Johnson & Johnson has reported new real-world, head-to-head evidence indicating improved overall survival for patients with metastatic castration-sensitive prostate cancer (mCSPC) treated with ERLEADA® (apalutamide) without docetaxel, compared with darolutamide without docetaxel.
The findings were selected as a top abstract and are being presented at the 36th Annual International Prostate Cancer Update on February 2.
The retrospective analysis showed that patients initiating ERLEADA® experienced a statistically significant 51 percent reduction in the risk of death over 24 months of follow-up compared with those receiving darolutamide. The hazard ratio for overall survival was 0.49, with a 95 percent confidence interval of 0.30 to 0.83 and a P value of 0.007. The study evaluated outcomes in routine clinical practice, reflecting real-world treatment patterns.
Designed in alignment with U.S. FDA guidance on real-world evidence, the study followed a pre-specified protocol with overall survival as the primary endpoint, included a power calculation, and applied propensity score matching using inverse probability of treatment weighting to minimise baseline imbalances. The analysis identified mCSPC patients who initiated treatment without docetaxel between August 2022 and June 2025, comprising 1,460 ERLEADA® initiators and 287 darolutamide initiators who met the study criteria.
The real-world overall survival outcomes build on earlier evidence demonstrating rapid and sustained prostate-specific antigen decline with ERLEADA® plus androgen deprivation therapy (ADT), which has been associated with prolonged survival. These findings are consistent with results from the Phase 3 TITAN trial, a multinational, randomised, double-blind, placebo-controlled study involving 1,052 patients with mCSPC. In TITAN, ERLEADA® plus ADT demonstrated a statistically significant overall survival benefit compared with ADT alone at both the primary and final analyses, with hazard ratios of 0.67 and 0.65, respectively.

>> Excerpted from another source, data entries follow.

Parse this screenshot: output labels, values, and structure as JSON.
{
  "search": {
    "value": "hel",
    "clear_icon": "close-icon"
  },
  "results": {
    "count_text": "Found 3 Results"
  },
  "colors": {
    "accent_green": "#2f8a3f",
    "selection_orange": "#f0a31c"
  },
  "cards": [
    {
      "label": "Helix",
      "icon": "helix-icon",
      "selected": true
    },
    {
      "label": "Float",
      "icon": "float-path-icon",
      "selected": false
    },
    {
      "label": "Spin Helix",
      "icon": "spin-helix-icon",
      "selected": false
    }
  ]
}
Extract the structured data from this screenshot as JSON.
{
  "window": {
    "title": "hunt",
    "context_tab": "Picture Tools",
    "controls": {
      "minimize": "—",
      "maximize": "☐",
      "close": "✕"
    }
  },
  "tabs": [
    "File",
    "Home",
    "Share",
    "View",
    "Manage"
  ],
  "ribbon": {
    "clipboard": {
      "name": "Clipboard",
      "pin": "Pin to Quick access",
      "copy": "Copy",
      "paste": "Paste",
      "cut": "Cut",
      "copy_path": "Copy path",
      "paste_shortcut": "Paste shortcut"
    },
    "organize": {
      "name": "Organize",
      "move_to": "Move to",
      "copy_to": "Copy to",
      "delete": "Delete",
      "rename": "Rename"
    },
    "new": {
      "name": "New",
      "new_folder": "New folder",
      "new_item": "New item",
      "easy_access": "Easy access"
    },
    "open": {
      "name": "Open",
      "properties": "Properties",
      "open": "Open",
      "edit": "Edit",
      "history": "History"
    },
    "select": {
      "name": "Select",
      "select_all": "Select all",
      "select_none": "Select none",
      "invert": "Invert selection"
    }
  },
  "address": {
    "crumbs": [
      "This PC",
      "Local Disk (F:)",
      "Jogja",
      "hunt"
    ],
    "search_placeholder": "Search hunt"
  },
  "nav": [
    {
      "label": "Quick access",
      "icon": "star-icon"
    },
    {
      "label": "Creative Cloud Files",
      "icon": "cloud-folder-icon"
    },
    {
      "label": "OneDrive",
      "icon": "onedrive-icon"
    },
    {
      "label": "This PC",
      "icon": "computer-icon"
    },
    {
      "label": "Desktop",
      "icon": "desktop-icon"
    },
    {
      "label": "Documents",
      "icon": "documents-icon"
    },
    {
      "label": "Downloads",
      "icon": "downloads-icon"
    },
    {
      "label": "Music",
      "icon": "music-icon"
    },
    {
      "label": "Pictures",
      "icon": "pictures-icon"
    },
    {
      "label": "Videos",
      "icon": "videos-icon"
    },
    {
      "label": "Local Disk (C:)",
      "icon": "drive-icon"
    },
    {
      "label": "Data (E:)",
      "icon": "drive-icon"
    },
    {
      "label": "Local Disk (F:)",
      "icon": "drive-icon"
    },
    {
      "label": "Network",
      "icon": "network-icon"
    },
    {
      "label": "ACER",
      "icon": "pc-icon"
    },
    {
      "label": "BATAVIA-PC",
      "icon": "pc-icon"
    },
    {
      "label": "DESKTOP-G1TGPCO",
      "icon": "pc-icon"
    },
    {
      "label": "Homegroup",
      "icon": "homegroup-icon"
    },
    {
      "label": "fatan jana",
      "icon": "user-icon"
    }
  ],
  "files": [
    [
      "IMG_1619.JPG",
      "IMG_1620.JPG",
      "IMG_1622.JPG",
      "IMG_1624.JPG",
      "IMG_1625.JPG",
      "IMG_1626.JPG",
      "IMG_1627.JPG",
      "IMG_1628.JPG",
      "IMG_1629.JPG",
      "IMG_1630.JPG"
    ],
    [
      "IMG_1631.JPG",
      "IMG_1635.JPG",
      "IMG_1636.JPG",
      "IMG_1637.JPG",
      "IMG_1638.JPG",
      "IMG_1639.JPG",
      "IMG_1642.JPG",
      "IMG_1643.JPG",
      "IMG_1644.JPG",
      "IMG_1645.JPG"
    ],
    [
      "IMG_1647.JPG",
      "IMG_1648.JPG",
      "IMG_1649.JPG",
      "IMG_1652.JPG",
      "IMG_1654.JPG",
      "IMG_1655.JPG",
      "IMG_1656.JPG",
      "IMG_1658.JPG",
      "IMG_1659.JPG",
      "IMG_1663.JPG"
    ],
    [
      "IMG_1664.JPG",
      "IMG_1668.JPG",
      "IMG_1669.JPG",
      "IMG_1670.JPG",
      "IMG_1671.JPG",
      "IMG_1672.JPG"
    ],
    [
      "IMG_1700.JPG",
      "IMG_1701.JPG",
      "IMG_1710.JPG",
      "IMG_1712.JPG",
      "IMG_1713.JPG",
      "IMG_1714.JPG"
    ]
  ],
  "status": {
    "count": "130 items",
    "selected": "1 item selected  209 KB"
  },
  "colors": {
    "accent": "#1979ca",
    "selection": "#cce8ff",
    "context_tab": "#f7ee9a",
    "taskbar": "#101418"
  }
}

In the current real-world analysis, 92.1 percent of patients treated with ERLEADA® were alive at 24 months, a rate broadly consistent with survival outcomes observed in the TITAN trial. In TITAN, all patients received concurrent gonadotropin-releasing hormone therapy or had undergone prior bilateral orchiectomy, with overall survival and radiographic progression-free survival as dual primary endpoints.
The study reinforces the role of rigorously conducted real-world evidence in informing clinical decision-making, particularly in the absence of prospective head-to-head trials. Investigators used large contemporary U.S. datasets and applied propensity score matching to adjust for baseline patient characteristics and support fair comparative assessment of outcomes.
While limitations such as potential miscoding or missing data were acknowledged, the datasets were considered appropriate for evaluating survival, and statistical methods were applied to mitigate measured confounding.
Prostate cancer remains one of the most common cancers in the United States, with approximately 330,000 new diagnoses annually. Up to 40 percent of patients are classified as high-risk, and disease recurrence affects up to half of patients within ten years following surgery.
More than 36,000 deaths from prostate cancer are projected in 2026, underscoring the importance of early and effective treatment selection for patients with advanced disease.